In deze zaak heeft [eiser] BV, gespecialiseerd in de import en export van auto’s, een kort geding aangespannen tegen [gedaagde] BV, die garagebedrijven exploiteert. De procedure is gestart naar aanleiding van een geschil over de levering van twee auto’s die [eiser] in juni 2024 bij [gedaagde] heeft gekocht. Na betaling van de koopsommen van in totaal € 63.439,90, heeft [gedaagde] de levering opgeschort, omdat zij [eiser] beschuldigde van betrokkenheid bij oplichting met betrekking tot andere voertuigen. [eiser] heeft de beschuldigingen ontkend en heeft [gedaagde] gesommeerd de auto’s te leveren, maar [gedaagde] heeft hieraan geen gehoor gegeven.

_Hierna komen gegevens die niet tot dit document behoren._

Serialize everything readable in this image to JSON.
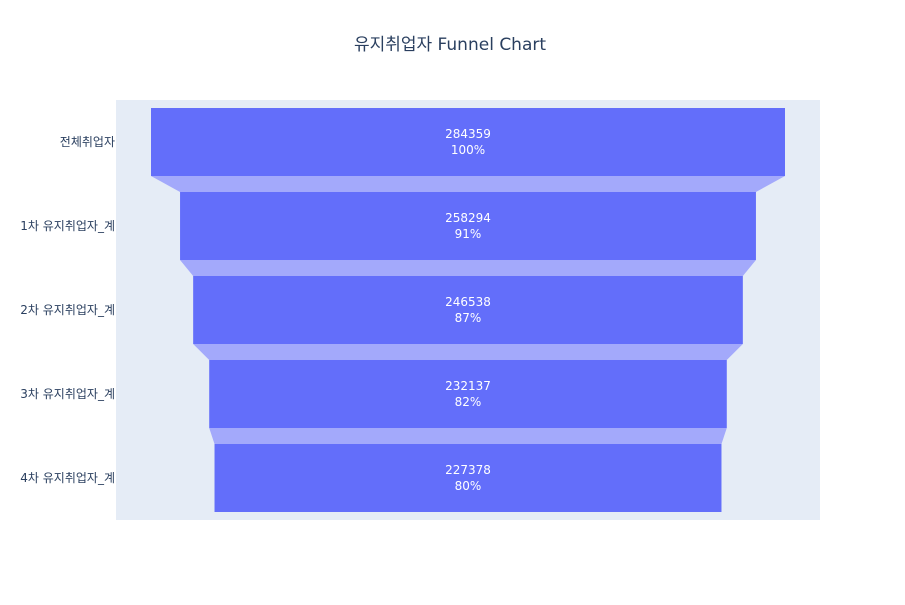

De voorzieningenrechter heeft de vordering van [eiser] om een voorschot van € 69.976,35 te ontvangen, afgewezen. De rechter oordeelde dat [eiser] onvoldoende heeft aangetoond dat zij in haar bedrijfsvoering wordt belemmerd door het niet terugbetalen van de koopsommen. [gedaagde] heeft betwist dat er sprake is van een spoedeisend belang en heeft aangevoerd dat de opschorting van de leveringsverplichting gerechtvaardigd was. De rechter heeft geconcludeerd dat er geen feiten zijn die een onmiddellijke voorziening vereisen en dat de bodemprocedure kan worden afgewacht.
De uitspraak is gedaan op 1 november 2024, waarbij [eiser] is veroordeeld in de proceskosten van [gedaagde].